An undaunted Meisnest then pulled out all stops, invoking school spirit. UW alums were encouraged to twist the arms of tightfisted friends and neighbors. Throughout the city were posted dozens of printed signs bearing the slogan, “You have your bridge, let us have one, too!”

A twist of fate — unforeseen, or was it? — turned the tide.

Less than a week before the 1924 election in which a Montlake bond issue appeared on the ballot for the sixth time, the University Bridge malfunctioned, stranding thousands of unhappy motorists in a 20-block-long traffic jam. Opined The Seattle Times, “Seattle should build the Montlake bridge now. Already it has been delayed too long.”

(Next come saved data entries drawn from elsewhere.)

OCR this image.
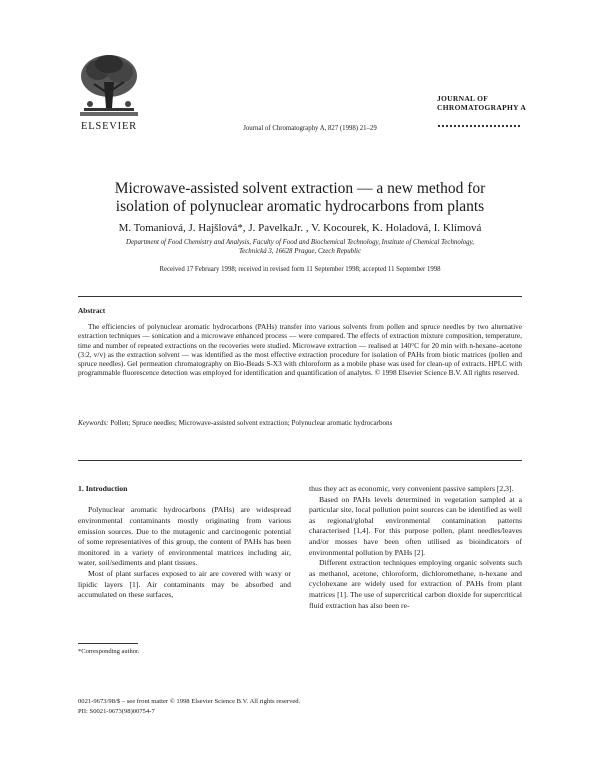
ELSEVIER	Journal of Chromatography A, 827 (1998) 21–29
JOURNAL OF
CHROMATOGRAPHY A
Microwave-assisted solvent extraction — a new method for
isolation of polynuclear aromatic hydrocarbons from plants
M. Tomaniová, J. Hajšlová*, J. PavelkaJr. , V. Kocourek, K. Holadová, I. Klímová
Department of Food Chemistry and Analysis, Faculty of Food and Biochemical Technology, Institute of Chemical Technology,
Technická 3, 16628 Prague, Czech Republic
Received 17 February 1998; received in revised form 11 September 1998; accepted 11 September 1998
Abstract
The efficiencies of polynuclear aromatic hydrocarbons (PAHs) transfer into various solvents from pollen and spruce needles by two alternative extraction techniques — sonication and a microwave enhanced process — were compared. The effects of extraction mixture composition, temperature, time and number of repeated extractions on the recoveries were studied. Microwave extraction — realised at 140°C for 20 min with n-hexane–acetone (3:2, v/v) as the extraction solvent — was identified as the most effective extraction procedure for isolation of PAHs from biotic matrices (pollen and spruce needles). Gel permeation chromatography on Bio-Beads S-X3 with chloroform as a mobile phase was used for clean-up of extracts. HPLC with programmable fluorescence detection was employed for identification and quantification of analytes. © 1998 Elsevier Science B.V. All rights reserved.
Keywords: Pollen; Spruce needles; Microwave-assisted solvent extraction; Polynuclear aromatic hydrocarbons
1. Introduction

Polynuclear aromatic hydrocarbons (PAHs) are widespread environmental contaminants mostly originating from various emission sources. Due to the mutagenic and carcinogenic potential of some representatives of this group, the content of PAHs has been monitored in a variety of environmental matrices including air, water, soil/sediments and plant tissues.

Most of plant surfaces exposed to air are covered with waxy or lipidic layers [1]. Air contaminants may be absorbed and accumulated on these surfaces,

thus they act as economic, very convenient passive samplers [2,3].

Based on PAHs levels determined in vegetation sampled at a particular site, local pollution point sources can be identified as well as regional/global environmental contamination patterns characterised [1,4]. For this purpose pollen, plant needles/leaves and/or mosses have been often utilised as bioindicators of environmental pollution by PAHs [2].

Different extraction techniques employing organic solvents such as methanol, acetone, chloroform, dichloromethane, n-hexane and cyclohexane are widely used for extraction of PAHs from plant matrices [1]. The use of supercritical carbon dioxide for supercritical fluid extraction has also been re-

*Corresponding author.
0021-9673/98/$ – see front matter © 1998 Elsevier Science B.V. All rights reserved.
PII: S0021-9673(98)00754-7
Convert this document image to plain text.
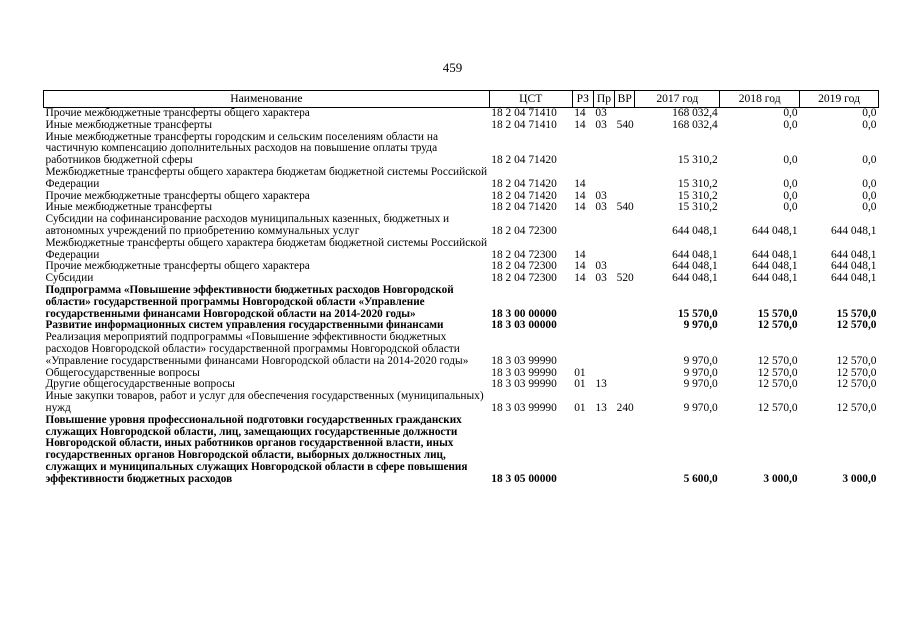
459
Наименование	ЦСТ	РЗ	Пр	ВР	2017 год	2018 год	2019 год
Прочие межбюджетные трансферты общего характера	18 2 04 71410	14	03		168 032,4	0,0	0,0
Иные межбюджетные трансферты	18 2 04 71410	14	03	540	168 032,4	0,0	0,0
Иные межбюджетные трансферты городским и сельским поселениям области на частичную компенсацию дополнительных расходов на повышение оплаты труда работников бюджетной сферы	18 2 04 71420				15 310,2	0,0	0,0
Межбюджетные трансферты общего характера бюджетам бюджетной системы Российской Федерации	18 2 04 71420	14			15 310,2	0,0	0,0
Прочие межбюджетные трансферты общего характера	18 2 04 71420	14	03		15 310,2	0,0	0,0
Иные межбюджетные трансферты	18 2 04 71420	14	03	540	15 310,2	0,0	0,0
Субсидии на софинансирование расходов муниципальных казенных, бюджетных и автономных учреждений по приобретению коммунальных услуг	18 2 04 72300				644 048,1	644 048,1	644 048,1
Межбюджетные трансферты общего характера бюджетам бюджетной системы Российской Федерации	18 2 04 72300	14			644 048,1	644 048,1	644 048,1
Прочие межбюджетные трансферты общего характера	18 2 04 72300	14	03		644 048,1	644 048,1	644 048,1
Субсидии	18 2 04 72300	14	03	520	644 048,1	644 048,1	644 048,1
Подпрограмма «Повышение эффективности бюджетных расходов Новгородской области» государственной программы Новгородской области «Управление государственными финансами Новгородской области на 2014-2020 годы»	18 3 00 00000				15 570,0	15 570,0	15 570,0
Развитие информационных систем управления государственными финансами	18 3 03 00000				9 970,0	12 570,0	12 570,0
Реализация мероприятий подпрограммы «Повышение эффективности бюджетных расходов Новгородской области» государственной программы Новгородской области «Управление государственными финансами Новгородской области на 2014-2020 годы»	18 3 03 99990				9 970,0	12 570,0	12 570,0
Общегосударственные вопросы	18 3 03 99990	01			9 970,0	12 570,0	12 570,0
Другие общегосударственные вопросы	18 3 03 99990	01	13		9 970,0	12 570,0	12 570,0
Иные закупки товаров, работ и услуг для обеспечения государственных (муниципальных) нужд	18 3 03 99990	01	13	240	9 970,0	12 570,0	12 570,0
Повышение уровня профессиональной подготовки государственных гражданских служащих Новгородской области, лиц, замещающих государственные должности Новгородской области, иных работников органов государственной власти, иных государственных органов Новгородской области, выборных должностных лиц, служащих и муниципальных служащих Новгородской области в сфере повышения эффективности бюджетных расходов	18 3 05 00000				5 600,0	3 000,0	3 000,0
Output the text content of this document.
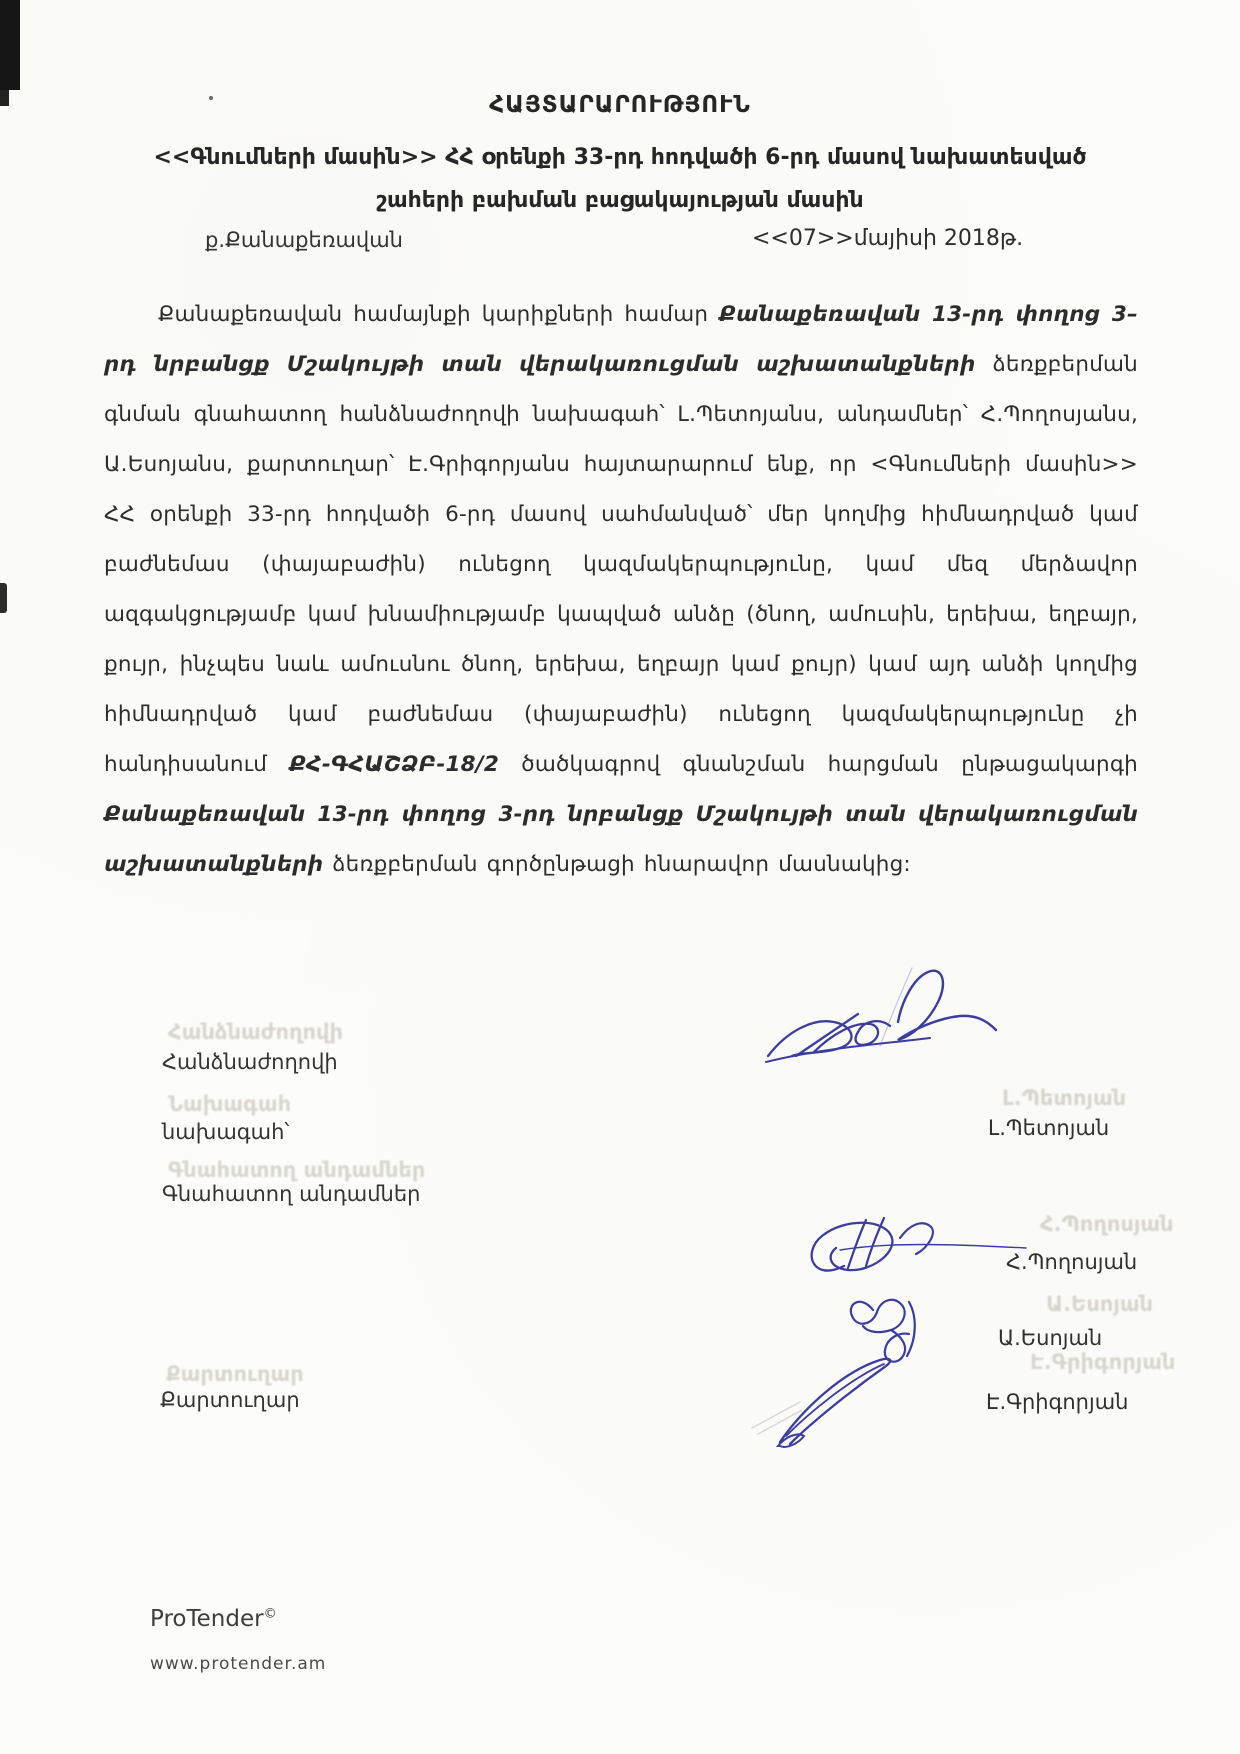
ՀԱՅՏԱՐԱՐՈՒԹՅՈՒՆ
<<Գնումների մասին>> ՀՀ օրենքի 33-րդ հոդվածի 6-րդ մասով նախատեսված
շահերի բախման բացակայության մասին
ք.Քանաքեռավան	<<07>>մայիսի 2018թ.
Քանաքեռավան համայնքի կարիքների համար Քանաքեռավան 13-րդ փողոց 3–րդ նրբանցք Մշակույթի տան վերակառուցման աշխատանքների ձեռքբերման գնման գնահատող հանձնաժողովի նախագահ՝ Լ.Պետոյանս, անդամներ՝ Հ.Պողոսյանս, Ա.Եսոյանս, քարտուղար՝ Է.Գրիգորյանս հայտարարում ենք, որ <Գնումների մասին>> ՀՀ օրենքի 33-րդ հոդվածի 6-րդ մասով սահմանված՝ մեր կողմից հիմնադրված կամ բաժնեմաս (փայաբաժին) ունեցող կազմակերպությունը, կամ մեզ մերձավոր ազգակցությամբ կամ խնամիությամբ կապված անձը (ծնող, ամուսին, երեխա, եղբայր, քույր, ինչպես նաև ամուսնու ծնող, երեխա, եղբայր կամ քույր) կամ այդ անձի կողմից հիմնադրված կամ բաժնեմաս (փայաբաժին) ունեցող կազմակերպությունը չի հանդիսանում ՔՀ-ԳՀԱՇՁԲ-18/2 ծածկագրով գնանշման հարցման ընթացակարգի Քանաքեռավան 13-րդ փողոց 3-րդ նրբանցք Մշակույթի տան վերակառուցման աշխատանքների ձեռքբերման գործընթացի հնարավոր մասնակից:
Հանձնաժողովի
նախագահ՝
Գնահատող անդամներ
Քարտուղար
Հանձնաժողովի
Նախագահ
Գնահատող անդամներ
Քարտուղար
Լ.Պետոյան
Հ.Պողոսյան
Ա.Եսոյան
Է.Գրիգորյան
Լ.Պետոյան
Հ.Պողոսյան
Ա.Եսոյան
Է.Գրիգորյան
ProTender©
www.protender.am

On May 8, voters finally and overwhelmingly agreed.

In little more than a year, the Montlake Bridge was completed, opening June 27, 1925. Its graceful Gothic design mirrored the architecture of the university, as well as the nearby stadium.

A hyperbolic Seattle Post-Intelligencer heralded its opening as an “epochal event” and a “milestone in the city’s forward march.” It singled out Meisnest (“not long out of his teens”) for his “mighty and untiring efforts,” even calling for a statue to be raised in his honor.

Not bad for the young booster who dreamed up a field and a bridge to reach it.